Inserting implants immediately after tooth extraction reduces clinic appointments, but some patients experience breakdown of their gum and bone tissues; this early exposure of the implant inhibits bone regeneration and implant success. Increasing numbers of people have implants nowadays, more of which contain titanium, which is good for osseointegration, but tends to harbor bacteria if the surrounding bone shrinks away. Preclinical research is therefore important for investigating the nature of implantitis and its relations to bacterial plaque formation. Flap procedures need to be optimized to ensure adequate wound closure and prevent wound breakdown. To this end, inflammation resembling that encountered by dentists is induced in animals by allowing plaque to accumulate or placing cotton ligatures on the gum. It is difficult to create standardized defects, but valuable observations can be made on the timings of extraction and implantation, healing periods and plaque control. The efficacy of treatments for preventing tissue loss can be assessed, as well as options for antimicrobial decontamination. Investigators can rely on the clinical relevance of the endpoints described here, which involve assessment by probing of peri-implant pockets, determining the level of the alveolar bone crest, the amount of bone–implant contact and the extent of inflammatory cell infiltrates. This remains a rich area for research in a growing area of practice.

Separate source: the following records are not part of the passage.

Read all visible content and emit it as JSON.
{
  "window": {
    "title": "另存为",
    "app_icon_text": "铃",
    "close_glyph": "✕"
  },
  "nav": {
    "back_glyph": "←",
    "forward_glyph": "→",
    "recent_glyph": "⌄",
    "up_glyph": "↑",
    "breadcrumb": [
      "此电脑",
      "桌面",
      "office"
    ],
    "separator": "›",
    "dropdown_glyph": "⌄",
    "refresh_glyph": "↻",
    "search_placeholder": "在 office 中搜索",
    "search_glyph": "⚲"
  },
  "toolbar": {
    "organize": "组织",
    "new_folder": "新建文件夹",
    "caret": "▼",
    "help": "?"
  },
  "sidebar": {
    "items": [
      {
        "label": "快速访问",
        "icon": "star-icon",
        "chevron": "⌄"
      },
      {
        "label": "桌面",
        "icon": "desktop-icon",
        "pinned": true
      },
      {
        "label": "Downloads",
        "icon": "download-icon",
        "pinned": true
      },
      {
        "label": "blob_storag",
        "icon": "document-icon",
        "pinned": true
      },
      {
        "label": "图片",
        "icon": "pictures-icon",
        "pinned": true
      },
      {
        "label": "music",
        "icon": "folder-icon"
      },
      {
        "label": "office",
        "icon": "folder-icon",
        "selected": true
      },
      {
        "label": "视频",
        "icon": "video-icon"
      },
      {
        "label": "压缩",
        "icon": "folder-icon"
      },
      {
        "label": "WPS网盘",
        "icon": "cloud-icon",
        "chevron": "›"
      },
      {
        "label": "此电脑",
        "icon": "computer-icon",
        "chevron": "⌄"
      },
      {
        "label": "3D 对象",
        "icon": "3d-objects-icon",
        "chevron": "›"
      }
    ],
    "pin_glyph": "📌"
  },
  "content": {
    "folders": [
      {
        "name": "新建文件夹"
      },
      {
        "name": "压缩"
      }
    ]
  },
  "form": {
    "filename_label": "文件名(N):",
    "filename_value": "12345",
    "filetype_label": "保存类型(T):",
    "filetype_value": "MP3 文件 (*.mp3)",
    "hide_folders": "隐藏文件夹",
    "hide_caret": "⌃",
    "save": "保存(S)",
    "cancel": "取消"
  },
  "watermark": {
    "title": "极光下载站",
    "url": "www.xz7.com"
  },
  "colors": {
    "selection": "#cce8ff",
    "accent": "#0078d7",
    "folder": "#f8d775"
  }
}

Technological advances in engineering materials and biological agents continue to provide new potential therapies for patients whose quality of life and physical well-being are affected by severe orofacial defects, tooth loss or the consequences of gum disease. However, getting new therapies into everyday use by dental surgeons is not simple. Currently, only one in every thousand newly developed materials reaches patients, in a process that can take decades, and incurs enormous costs. To ensure that all suitable therapies developed in the laboratory become available to dentists, preclinical studies in animals must streamline neatly with clinical trials in humans, which can only happen if approval is gained by the regulatory authorities. This chapter provides guidance on the many practical issues that must be addressed before, during and after conducting animal experiments, in order to achieve the rigorous safety, efficacy and quality standards that must be met for human use. The emphasis is on effective planning and design, and choosing the most suitable animal models and techniques. The authors also outline ways to optimize and standardize experimental approaches, and set meaningful endpoints that translate directly into the clinical arena.